The running joke around the athletic department really is no joke at all. It’s a slogan brainstormed and applied to KU’s compliance efforts recently.

Ask before you act.

The slogan has gathered legs around the department, to the point where it’s preached even in non-compliance situations.

But it’s just one way KU is trying to get the message across to its fans: What you do can have serious consquences for us, so give us a chance to show you right and wrong.

KU has put the “ask before you act” slogan on ink pens, in brochures and on a newly revamped compliance Web page at kuathletics.com.

Yet, the five-person compliance staff’s creative wheels remain in motion. A new brochure is being made for parents of athletes, and plans are to update the booster brochure to make it more visual and easy to read. The new Web site debuted recently to positive reviews.

“It’ll touch everybody from a booster to a prospect to a parent of a student-athlete to the parent of a prospect,” Becker said of the site. “If people take the time and they have a question, they will go looking, and I think they will be able to find what they need.”

In the last year, KU officials have noticed the increased liklihood of fans double-checking. Since the humbling run-in with the NCAA Committee on Infractions, KU lost scholarships in football and men’s basketball and was given a very public black eye.

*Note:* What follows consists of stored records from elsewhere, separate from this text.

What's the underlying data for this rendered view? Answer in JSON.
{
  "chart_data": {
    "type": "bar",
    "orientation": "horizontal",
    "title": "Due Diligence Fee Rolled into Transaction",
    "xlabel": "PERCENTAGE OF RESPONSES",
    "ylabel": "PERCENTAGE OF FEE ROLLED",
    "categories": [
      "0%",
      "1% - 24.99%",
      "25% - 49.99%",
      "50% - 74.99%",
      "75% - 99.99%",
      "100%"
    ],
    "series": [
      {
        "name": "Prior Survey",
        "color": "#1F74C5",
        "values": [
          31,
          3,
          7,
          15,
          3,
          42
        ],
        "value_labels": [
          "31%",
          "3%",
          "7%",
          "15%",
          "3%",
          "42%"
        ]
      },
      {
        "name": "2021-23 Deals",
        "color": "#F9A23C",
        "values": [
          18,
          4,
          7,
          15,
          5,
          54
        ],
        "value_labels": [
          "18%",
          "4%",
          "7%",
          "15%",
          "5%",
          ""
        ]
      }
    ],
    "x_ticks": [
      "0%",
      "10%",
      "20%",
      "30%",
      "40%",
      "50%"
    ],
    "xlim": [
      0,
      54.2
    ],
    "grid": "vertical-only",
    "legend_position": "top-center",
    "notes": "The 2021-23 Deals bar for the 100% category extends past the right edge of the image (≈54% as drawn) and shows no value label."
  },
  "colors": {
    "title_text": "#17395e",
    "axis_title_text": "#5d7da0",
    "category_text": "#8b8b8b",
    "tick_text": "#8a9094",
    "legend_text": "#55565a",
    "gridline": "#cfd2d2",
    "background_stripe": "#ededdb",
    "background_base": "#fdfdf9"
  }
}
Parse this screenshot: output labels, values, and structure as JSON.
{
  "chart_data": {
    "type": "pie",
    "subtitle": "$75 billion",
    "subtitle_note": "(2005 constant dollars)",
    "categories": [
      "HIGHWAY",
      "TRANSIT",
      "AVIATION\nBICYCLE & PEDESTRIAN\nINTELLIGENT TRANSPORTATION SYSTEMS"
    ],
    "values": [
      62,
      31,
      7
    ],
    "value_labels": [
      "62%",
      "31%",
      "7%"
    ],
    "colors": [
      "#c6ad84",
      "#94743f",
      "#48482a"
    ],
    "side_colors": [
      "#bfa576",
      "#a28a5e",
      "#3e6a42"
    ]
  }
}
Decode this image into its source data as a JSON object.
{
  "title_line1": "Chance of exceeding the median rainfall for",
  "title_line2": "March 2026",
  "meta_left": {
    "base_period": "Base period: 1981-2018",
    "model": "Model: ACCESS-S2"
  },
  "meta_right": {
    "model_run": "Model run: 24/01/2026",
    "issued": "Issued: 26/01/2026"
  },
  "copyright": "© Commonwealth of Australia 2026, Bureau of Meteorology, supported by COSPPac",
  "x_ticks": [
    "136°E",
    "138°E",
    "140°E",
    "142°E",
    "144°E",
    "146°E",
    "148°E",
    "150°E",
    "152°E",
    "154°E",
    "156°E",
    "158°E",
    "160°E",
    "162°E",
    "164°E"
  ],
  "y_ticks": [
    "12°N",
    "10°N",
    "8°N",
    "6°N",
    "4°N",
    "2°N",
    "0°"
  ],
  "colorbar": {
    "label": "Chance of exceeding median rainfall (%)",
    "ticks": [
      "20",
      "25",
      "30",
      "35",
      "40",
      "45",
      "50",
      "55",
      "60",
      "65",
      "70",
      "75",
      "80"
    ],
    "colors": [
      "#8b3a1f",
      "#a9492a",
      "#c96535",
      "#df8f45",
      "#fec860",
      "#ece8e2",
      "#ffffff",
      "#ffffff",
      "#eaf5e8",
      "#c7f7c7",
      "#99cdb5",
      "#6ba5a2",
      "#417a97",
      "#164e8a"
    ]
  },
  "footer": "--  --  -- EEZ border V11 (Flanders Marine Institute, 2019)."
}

This was no double-secret probation. It was out there for everyone to see – and learn from.

“I think the whole process that we went through opened people’s eyes,” associate athletic director Jim Marchiony said.

It’s made Becker and her staff even more busy. Phone calls come in every day. So do e-mails, a communication Becker prefers because it puts the question and answer in writing to document it and avoid confusion. Many boosters stop by and ask face-to-face.

Often, the questions are similar.

“We have wonderful fans who love our Jayhawks,” Becker said. “The majority of the questions that come in are related to people who want to help.”

All in charge

That includes whether it’s OK to give extra tickets to athletes’ families (not allowed), giving birthday cards to athletes (which is OK, just don’t stuff cash into them), and other queries that could come close – or cross – the line between right and wrong.

Becker said the compliance staff always will be receptive to questions, knowing it could prevent another messy run-in with the NCAA. The “ask before you act” campaign insures that.

More ideas are in the works to reach out to fans, too, including video-board messages at football games this fall and letters sent to local merchants urging them to treat KU’s athletes like anyone else.

The latest NCAA incident – which is nearing the one-year anniversary of its conclusion – also prompted KU’s compliance office to look harder internally. Meetings have been set up with every department of Kansas Athletics – from media relations to sports medicine – to educate everyone on what’s right and wrong.

It’s exactly what the Committee on Infractions stressed when handing out its punishment last year.

Marchiony said the increased effort to educate staff members stemmed in part from the secondary violation involving donors giving gifts to graduated basketball players. A couple of the boosters claimed they inquired about whether it was right or not and apparently were given either unclear or wrong answers.

The thinking, therefore, is that making sure everyone is educated up top can help make things more clear everywhere else.

Even if it doesn’t, the door remains open in the compliance office. Just in case you want to ask before : well, you know the rest.

“Compliance is not just my responsbility or my staff’s responsibility,” Becker said. “It’s really all of our responsibilites.”